The Midnight Man is another supernatural storyline which sees a group of teenagers conjure a demon through a simplistic ritual before Batgirl steps in to banish the demon and save the day. There’s no explanation of where these vampires and demons are coming from but the semi self contained storylines are gripping and explosive. Batgirl has to do absolutely everything to save the teenagers which I loved. Simone has done a sterling job of making Barbara a strong willed, if flawed, superhero who really can handle herself without the need of Batman (most of the time) and being relatable at the same time.

Lastly, before the Deadline stories really start we have a Poison Ivy storyline which heavily involves a secretive Mr. Rain who claims he can cure her. At the time, Batgirl and Poison Ivy were team members before Ivy gets tempted to try the cure. This issue feels more like Birds of Prey rather than Batgirl as the point Simone’s trying to make is that Batgirl is so much better with the help of friends than she is on her own and works extremely well in a team. The artwork in this issue is very different in tone and the drawings of Poison Ivy are top notch – particularly towards the end when Poison Ivy looks to be on her last legs.

Once these issues are over, and I appreciate DC for putting them first rather than dotted in-between the Deadline arc, Gail Simone finally gets to work on her and this version of Batgirl’s farewell. Deadline is the finale to the Knightfall arc and Charise Carne’s last throw of the dice at taking over Gotham City with The Disgraced. It feels like a rushed storyline and misplaced motives from the part of Charise Carnes. She says she wants to save Gotham but never really gets into why she does, all the while she is enjoying the life of a rich heiress. She never really stuck with me as being a credible supervillain – no clear motives and a back story that’s just too easy to pick apart.

During Knightfall’s endgame we get a myriad of cameos both on the side of good and evil and it felt like a cheap shot at selling some issues and keeping people interested. It felt like there was too much going on at once to really enjoy it, and despite the stakes being so high the actual conclusion felt really flat. It was made out to be the hardest mission ever for Batgirl, Huntress and Black Canary (why didn’t Babs call Strix?) but once they were on the boat a photo was all it took. Not great.

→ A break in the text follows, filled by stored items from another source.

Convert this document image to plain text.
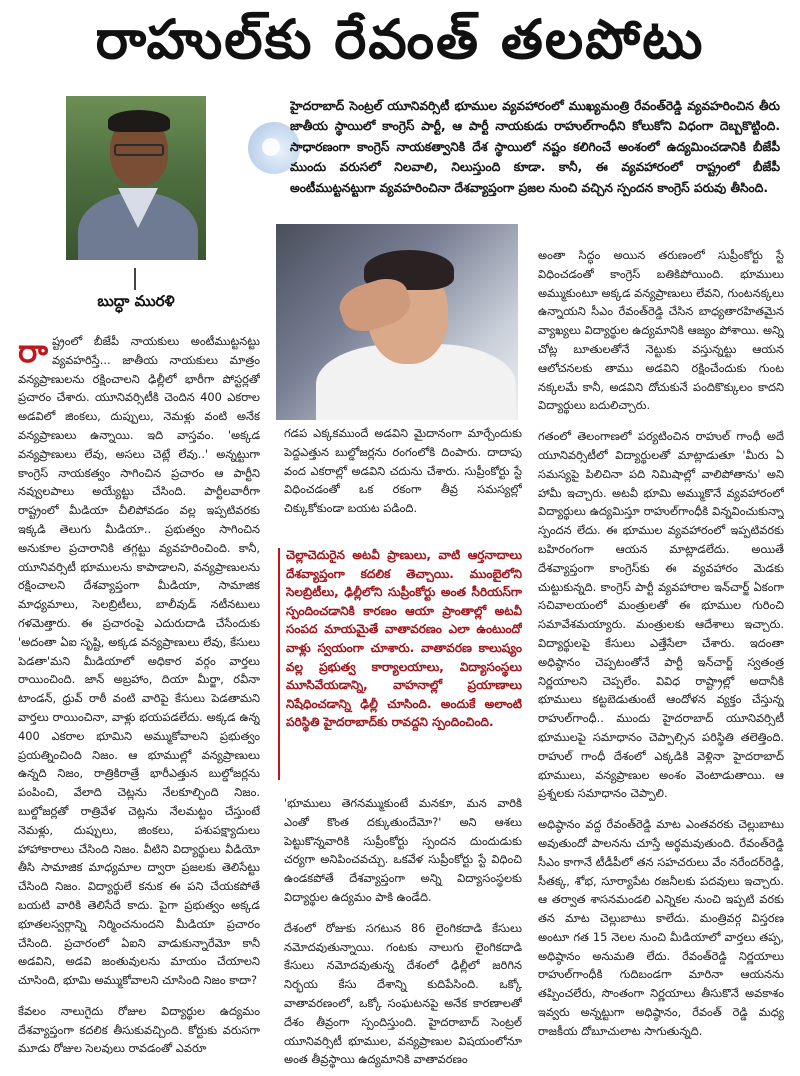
రాహుల్‌కు రేవంత్ తలపోటు
బుద్ధా మురళి
హైదరాబాద్ సెంట్రల్ యూనివర్సిటీ భూముల వ్యవహారంలో ముఖ్యమంత్రి రేవంత్‌రెడ్డి వ్యవహరించిన తీరు జాతీయ స్థాయిలో కాంగ్రెస్ పార్టీ, ఆ పార్టీ నాయకుడు రాహుల్‌గాంధీని కోలుకోని విధంగా దెబ్బకొట్టింది. సాధారణంగా కాంగ్రెస్ నాయకత్వానికి దేశ స్థాయిలో నష్టం కలిగించే అంశంలో ఉద్యమించడానికి బీజేపీ ముందు వరుసలో నిలవాలి, నిలుస్తుంది కూడా. కానీ, ఈ వ్యవహారంలో రాష్ట్రంలో బీజేపీ అంటీముట్టనట్టుగా వ్యవహరించినా దేశవ్యాప్తంగా ప్రజల నుంచి వచ్చిన స్పందన కాంగ్రెస్ పరువు తీసింది.
రా ష్ట్రంలో బీజేపీ నాయకులు అంటీముట్టనట్టు వ్యవహరిస్తే... జాతీయ నాయకులు మాత్రం వన్యప్రాణులను రక్షించాలని ఢిల్లీలో భారీగా పోస్టర్లతో ప్రచారం చేశారు. యూనివర్సిటీకి చెందిన 400 ఎకరాల అడవిలో జింకలు, దుప్పులు, నెమళ్లు వంటి అనేక వన్యప్రాణులు ఉన్నాయి. ఇది వాస్తవం. 'అక్కడ వన్యప్రాణులు లేవు, అసలు చెట్లే లేవు..' అన్నట్టుగా కాంగ్రెస్ నాయకత్వం సాగించిన ప్రచారం ఆ పార్టీని నవ్వులపాలు అయ్యేట్టు చేసింది. పార్టీలవారీగా రాష్ట్రంలో మీడియా చీలిపోవడం వల్ల ఇప్పటివరకు ఇక్కడి తెలుగు మీడియా.. ప్రభుత్వం సాగించిన అనుకూల ప్రచారానికి తగ్గట్టు వ్యవహరించింది. కానీ, యూనివర్సిటీ భూములను కాపాడాలని, వన్యప్రాణులను రక్షించాలని దేశవ్యాప్తంగా మీడియా, సామాజిక మాధ్యమాలు, సెలబ్రిటీలు, బాలీవుడ్ నటీనటులు గళమెత్తారు. ఈ ప్రచారంపై ఎదురుదాడి చేసేందుకు 'అదంతా ఏఐ సృష్టి, అక్కడ వన్యప్రాణులు లేవు, కేసులు పెడతా'మని మీడియాలో అధికార వర్గం వార్తలు రాయించింది. జాన్ అబ్రహాం, దియా మీర్జా, రవీనా టాండన్, ధ్రువ్ రాఠీ వంటి వారిపై కేసులు పెడతామని వార్తలు రాయించినా, వాళ్లు భయపడలేదు. అక్కడ ఉన్న 400 ఎకరాల భూమిని అమ్ముకోవాలని ప్రభుత్వం ప్రయత్నించింది నిజం. ఆ భూముల్లో వన్యప్రాణులు ఉన్నది నిజం, రాత్రికిరాత్రే భారీఎత్తున బుల్డోజర్లను పంపించి, వేలాది చెట్లను నేలకూల్చింది నిజం. బుల్డోజర్లతో రాత్రివేళ చెట్లను నేలమట్టం చేస్తుంటే నెమళ్లు, దుప్పులు, జింకలు, పశుపక్ష్యాదులు హాహాకారాలు చేసింది నిజం. వీటిని విద్యార్థులు వీడియో తీసి సామాజిక మాధ్యమాల ద్వారా ప్రజలకు తెలిసేట్టు చేసింది నిజం. విద్యార్థులే కనుక ఈ పని చేయకపోతే బయటి వారికి తెలిసేదే కాదు. పైగా ప్రభుత్వం అక్కడ భూతలస్వర్గాన్ని నిర్మించనుందని మీడియా ప్రచారం చేసింది. ప్రచారంలో ఏఐని వాడుకున్నారేమో కానీ అడవిని, అడవి జంతువులను మాయం చేయాలని చూసింది, భూమి అమ్ముకోవాలని చూసింది నిజం కాదా?
కేవలం నాలుగైదు రోజుల విద్యార్థుల ఉద్యమం దేశవ్యాప్తంగా కదలిక తీసుకువచ్చింది. కోర్టుకు వరుసగా మూడు రోజుల సెలవులు రావడంతో ఎవరూ
గడప ఎక్కకముందే అడవిని మైదానంగా మార్చేందుకు పెద్దఎత్తున బుల్డోజర్లను రంగంలోకి దింపారు. దాదాపు వంద ఎకరాల్లో అడవిని చదును చేశారు. సుప్రీంకోర్టు స్టే విధించడంతో ఒక రకంగా తీవ్ర సమస్యల్లో చిక్కుకోకుండా బయట పడింది.
చెల్లాచెదురైన అటవీ ప్రాణులు, వాటి ఆర్తనాదాలు దేశవ్యాప్తంగా కదలిక తెచ్చాయి. ముంబైలోని సెలబ్రిటీలు, ఢిల్లీలోని సుప్రీంకోర్టు అంత సీరియస్‌గా స్పందించడానికి కారణం ఆయా ప్రాంతాల్లో అటవీ సంపద మాయమైతే వాతావరణం ఎలా ఉంటుందో వాళ్లు స్వయంగా చూశారు. వాతావరణ కాలుష్యం వల్ల ప్రభుత్వ కార్యాలయాలు, విద్యాసంస్థలు మూసివేయడాన్ని, వాహనాల్లో ప్రయాణాలు నిషేధించడాన్ని ఢిల్లీ చూసింది. అందుకే అలాంటి పరిస్థితి హైదరాబాద్‌కు రావద్దని స్పందించింది.
'భూములు తెగనమ్ముకుంటే మనకూ, మన వారికి ఎంతో కొంత దక్కుతుందేమో?' అని ఆశలు పెట్టుకొన్నవారికి సుప్రీంకోర్టు స్పందన దుందుడుకు చర్యగా అనిపించవచ్చు. ఒకవేళ సుప్రీంకోర్టు స్టే విధించి ఉండకపోతే దేశవ్యాప్తంగా అన్ని విద్యాసంస్థలకు విద్యార్థుల ఉద్యమం పాకి ఉండేది.
దేశంలో రోజుకు సగటున 86 లైంగికదాడి కేసులు నమోదవుతున్నాయి. గంటకు నాలుగు లైంగికదాడి కేసులు నమోదవుతున్న దేశంలో ఢిల్లీలో జరిగిన నిర్భయ కేసు దేశాన్ని కుదిపేసింది. ఒక్కో వాతావరణంలో, ఒక్కో సంఘటనపై అనేక కారణాలతో దేశం తీవ్రంగా స్పందిస్తుంది. హైదరాబాద్ సెంట్రల్ యూనివర్సిటీ భూముల, వన్యప్రాణుల విషయంలోనూ అంత తీవ్రస్థాయి ఉద్యమానికి వాతావరణం
అంతా సిద్ధం అయిన తరుణంలో సుప్రీంకోర్టు స్టే విధించడంతో కాంగ్రెస్ బతికిపోయింది. భూములు అమ్ముకుంటూ అక్కడ వన్యప్రాణులు లేవని, గుంటనక్కలు ఉన్నాయని సీఎం రేవంత్‌రెడ్డి చేసిన బాధ్యతారహితమైన వ్యాఖ్యలు విద్యార్థుల ఉద్యమానికి ఆజ్యం పోశాయి. అన్ని చోట్ల బూతులతోనే నెట్టుకు వస్తున్నట్టు ఆయన ఆలోచనలకు తాము అడవిని రక్షించేందుకు గుంట నక్కలమే కానీ, అడవిని దోచుకునే పందికొక్కులం కాదని విద్యార్థులు బదులిచ్చారు.
గతంలో తెలంగాణలో పర్యటించిన రాహుల్ గాంధీ అదే యూనివర్సిటీలో విద్యార్థులతో మాట్లాడుతూ 'మీరు ఏ సమస్యపై పిలిచినా పది నిమిషాల్లో వాలిపోతాను' అని హామీ ఇచ్చారు. అటవీ భూమి అమ్ముకొనే వ్యవహారంలో విద్యార్థులు ఉద్యమిస్తూ రాహుల్‌గాంధీకి విన్నవించుకున్నా స్పందన లేదు. ఈ భూముల వ్యవహారంలో ఇప్పటివరకు బహిరంగంగా ఆయన మాట్లాడలేదు. అయితే దేశవ్యాప్తంగా కాంగ్రెస్‌కు ఈ వ్యవహారం మెడకు చుట్టుకున్నది. కాంగ్రెస్ పార్టీ వ్యవహారాల ఇన్‌చార్జ్ ఏకంగా సచివాలయంలో మంత్రులతో ఈ భూముల గురించి సమావేశమయ్యారు. మంత్రులకు ఆదేశాలు ఇచ్చారు. విద్యార్థులపై కేసులు ఎత్తేసేలా చేశారు. ఇదంతా అధిష్ఠానం చెప్పటంతోనే పార్టీ ఇన్‌చార్జ్ స్వతంత్ర నిర్ణయాలని చెప్పలేం. వివిధ రాష్ట్రాల్లో అదానీకి భూములు కట్టబెడుతుంటే ఆందోళన వ్యక్తం చేస్తున్న రాహుల్‌గాంధీ.. ముందు హైదరాబాద్ యూనివర్సిటీ భూములపై సమాధానం చెప్పాల్సిన పరిస్థితి తలెత్తింది. రాహుల్ గాంధీ దేశంలో ఎక్కడికి వెళ్లినా హైదరాబాద్ భూములు, వన్యప్రాణుల అంశం వెంటాడుతాయి. ఆ ప్రశ్నలకు సమాధానం చెప్పాలి.
అధిష్ఠానం వద్ద రేవంత్‌రెడ్డి మాట ఎంతవరకు చెల్లుబాటు అవుతుందో పాలనను చూస్తే అర్థమవుతుంది. రేవంత్‌రెడ్డి సీఎం కాగానే టీడీపీలో తన సహచరులు వేం నరేందర్‌రెడ్డి, సీతక్క, శోభ, సూర్యాపేట రజనీలకు పదవులు ఇచ్చారు. ఆ తర్వాత శాసనమండలి ఎన్నికల నుంచి ఇప్పటి వరకు తన మాట చెల్లుబాటు కాలేదు. మంత్రివర్గ విస్తరణ అంటూ గత 15 నెలల నుంచి మీడియాలో వార్తలు తప్ప, అధిష్ఠానం అనుమతి లేదు. రేవంత్‌రెడ్డి నిర్ణయాలు రాహుల్‌గాంధీకి గుదిబండగా మారినా ఆయనను తప్పించలేరు, సొంతంగా నిర్ణయాలు తీసుకొనే అవకాశం ఇవ్వరు అన్నట్టుగా అధిష్ఠానం, రేవంత్ రెడ్డి మధ్య రాజకీయ దోబూచులాట సాగుతున్నది.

Right at the death there’s a Future’s End issue which is brilliant, I thought. We get see all Batgirl’s past and present on a mission working together, Cassandra Cain…Stephanie Brown…they’re all here. This issue feels like a look in at what Batgirl as a character has been through and the emphasis on the dark times (Killing Joke) and how she coped since. Bane is heavily involved in this but it feels like he is a tool for the metaphorical rather than literal. To me, it was Gail Simone saying that all Batgirls have been great but there is and can only be one original – Barbara Gordon.

Sale
Batgirl Vol. 5: Deadline (The New 52)
24 Reviews
Batgirl Vol. 5: Deadline (The New 52)
  • DC Comics
  • Gail Simone
  • Publisher: DC Comics

Summary

Batgirl, Volume 5: Deadline is a decent farewell for Gail Simone with several moments of action packed storylines which really delve into the psyche of Barbara Gordon more like any other. Some of the supernatural storylines are great on their own but don’t flow too well when read consecutively – the concluding arc to Knightfall was a bit rushed to me but not exactly an awful book. Gail Simone seemed tired at this point and it was a good time to end it. I will miss her.